There is still uncertainty about what is the most appropriate test for assessment of the integrity of the hypothalamo-pituitary-adrenal (HPA) axis. Many advocate the insulin tolerance test (ITT), but this is unpleasant and resource intensive, and may occasionally give misleading results. The conventional [250 microg tetracosactrin, ACTH-(1-24)] short synacthen test (SST) has been used as a simple alternative to the ITT, but it has produced some falsely reassuring results with potentially serious consequences. A low dose [1 microg tetracosactrin, ACTH-(1-24)] short synacthen test (LDSST) has recently been advocated as a more reliable and safer alternative to ITT. Some studies, however, have failed to demonstrate any difference between SST and LDSST. The purpose of this study was to assess the clinical usefulness of LDSST compared to SST and ITT in patients with pituitary disease. We studied 64 patients with suspected or proven pituitary disease. All patients underwent SST and LDSST. Forty-two patients underwent ITT. There was a high correlation between the ITT and LDSST peak cortisol responses (r = 0.89; P < 0.0001), the ITT and SST 30 min cortisol levels (r = 0.83; P < 0.0001), and the LDSST peak cortisol response and the SST 30 min cortisol level (r = 0.85; P < 0.0001). In the LDSST, all but six patients achieved maximal cortisol response by 30 min. A plasma cortisol cut-off of 600 nmol/L is more helpful than 500 nmol/L for clinical decision-making using either the SST 30 min cortisol level or the LDSST peak cortisol response. The sensitivity of the LDSST was 100% (cortisol response of >600 nmol/L indicates intact HPA axis), with no falsely reassuring results. SST (pass cortisol level, >600 nmol/L) was less sensitive than LDSST, it produced 2 of 64 (3%) falsely reassuring results.

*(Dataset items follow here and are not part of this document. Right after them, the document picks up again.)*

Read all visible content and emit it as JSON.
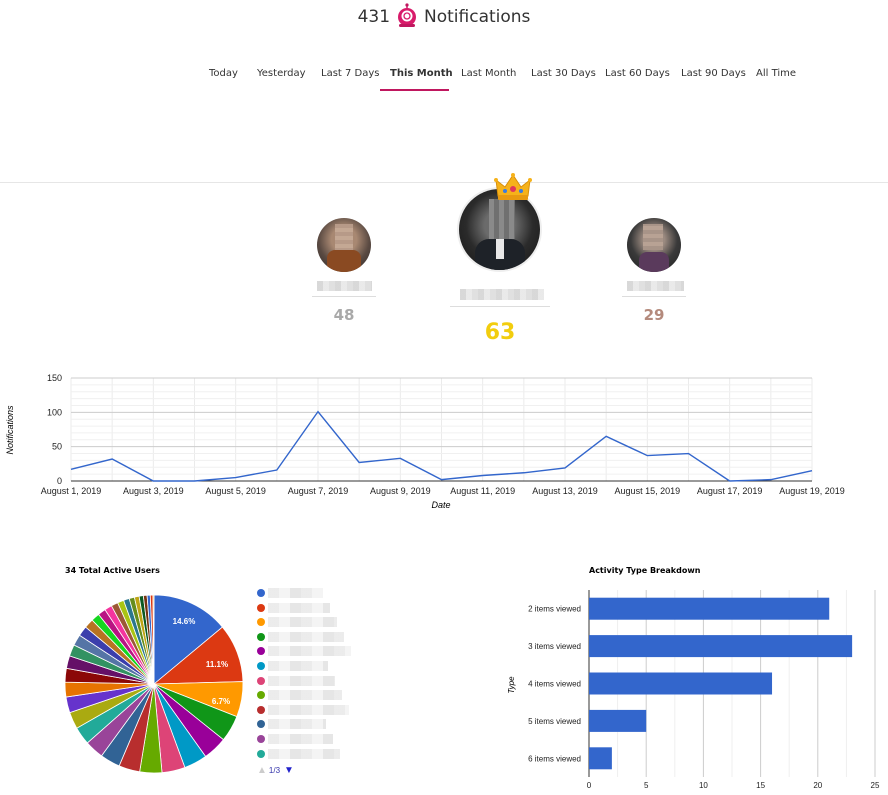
{
  "header": {
    "count": "431",
    "title": "Notifications",
    "mascot_icon": "robot-mascot-icon"
  },
  "tabs": [
    {
      "label": "Today",
      "active": false
    },
    {
      "label": "Yesterday",
      "active": false
    },
    {
      "label": "Last 7 Days",
      "active": false
    },
    {
      "label": "This Month",
      "active": true
    },
    {
      "label": "Last Month",
      "active": false
    },
    {
      "label": "Last 30 Days",
      "active": false
    },
    {
      "label": "Last 60 Days",
      "active": false
    },
    {
      "label": "Last 90 Days",
      "active": false
    },
    {
      "label": "All Time",
      "active": false
    }
  ],
  "leaderboard": {
    "first": {
      "score": "63",
      "color": "#f2cd0e",
      "crown_icon": "crown-icon"
    },
    "second": {
      "score": "48",
      "color": "#a9a9a9"
    },
    "third": {
      "score": "29",
      "color": "#b48a7c"
    }
  },
  "line_chart": {
    "ylabel": "Notifications",
    "xlabel": "Date",
    "yticks": [
      "150",
      "100",
      "50",
      "0"
    ],
    "xtick_labels": [
      "August 1, 2019",
      "August 3, 2019",
      "August 5, 2019",
      "August 7, 2019",
      "August 9, 2019",
      "August 11, 2019",
      "August 13, 2019",
      "August 15, 2019",
      "August 17, 2019",
      "August 19, 2019"
    ],
    "color": "#3366cc"
  },
  "pie_chart": {
    "title": "34 Total Active Users",
    "labels_shown": [
      "14.6%",
      "11.1%",
      "6.7%"
    ],
    "pager": "1/3"
  },
  "bar_chart": {
    "title": "Activity Type Breakdown",
    "ylabel": "Type",
    "xticks": [
      "0",
      "5",
      "10",
      "15",
      "20",
      "25"
    ],
    "color": "#3366cc"
  },
  "chart_data": [
    {
      "type": "line",
      "title": "",
      "xlabel": "Date",
      "ylabel": "Notifications",
      "ylim": [
        0,
        150
      ],
      "x": [
        "August 1, 2019",
        "August 2, 2019",
        "August 3, 2019",
        "August 4, 2019",
        "August 5, 2019",
        "August 6, 2019",
        "August 7, 2019",
        "August 8, 2019",
        "August 9, 2019",
        "August 10, 2019",
        "August 11, 2019",
        "August 12, 2019",
        "August 13, 2019",
        "August 14, 2019",
        "August 15, 2019",
        "August 16, 2019",
        "August 17, 2019",
        "August 18, 2019",
        "August 19, 2019"
      ],
      "series": [
        {
          "values": [
            17,
            32,
            0,
            0,
            5,
            16,
            101,
            27,
            33,
            2,
            8,
            12,
            19,
            65,
            37,
            40,
            0,
            2,
            15
          ]
        }
      ],
      "grid": true
    },
    {
      "type": "pie",
      "title": "34 Total Active Users",
      "values": [
        14.6,
        11.1,
        6.7,
        5.0,
        4.6,
        4.4,
        4.4,
        4.2,
        4.0,
        3.8,
        3.6,
        3.4,
        3.2,
        3.0,
        2.8,
        2.6,
        2.4,
        2.2,
        2.1,
        1.9,
        1.8,
        1.6,
        1.5,
        1.4,
        1.3,
        1.2,
        1.1,
        1.0,
        0.9,
        0.8,
        0.7,
        0.6,
        0.5,
        0.2
      ],
      "colors": [
        "#3366cc",
        "#dc3912",
        "#ff9900",
        "#109618",
        "#990099",
        "#0099c6",
        "#dd4477",
        "#66aa00",
        "#b82e2e",
        "#316395",
        "#994499",
        "#22aa99",
        "#aaaa11",
        "#6633cc",
        "#e67300",
        "#8b0707",
        "#651067",
        "#329262",
        "#5574a6",
        "#3b3eac",
        "#b77322",
        "#16d620",
        "#b91383",
        "#f4359e",
        "#9c5935",
        "#a9c413",
        "#2a778d",
        "#668d1c",
        "#bea413",
        "#0c5922",
        "#743411",
        "#3366cc",
        "#dc3912",
        "#ff9900"
      ],
      "legend": "right"
    },
    {
      "type": "bar",
      "orientation": "horizontal",
      "title": "Activity Type Breakdown",
      "ylabel": "Type",
      "categories": [
        "2 items viewed",
        "3 items viewed",
        "4 items viewed",
        "5 items viewed",
        "6 items viewed"
      ],
      "values": [
        21,
        23,
        16,
        5,
        2
      ],
      "xlim": [
        0,
        25
      ],
      "grid": true
    }
  ]
}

Even the ITT (pass cortisol level, >500 nmol/L) failed to identify one patient with clinically evident cortisol deficiency. The results of this study indicate that both SST and LDSST, at a cortisol cut-off of 600 nmol/L, are safe for the purpose of clinical decision-making with regard to steroid replacement therapy in patients with pituitary disease. As the LDSST produced no falsely reassuring decisions, we suggest that this could replace the SST and ITT for initial evaluation of the HPA axis in patients with pituitary disease. We suggest administering 1 microg tetracosactrin, i.v., with sampling at 0, 20, and 30 min.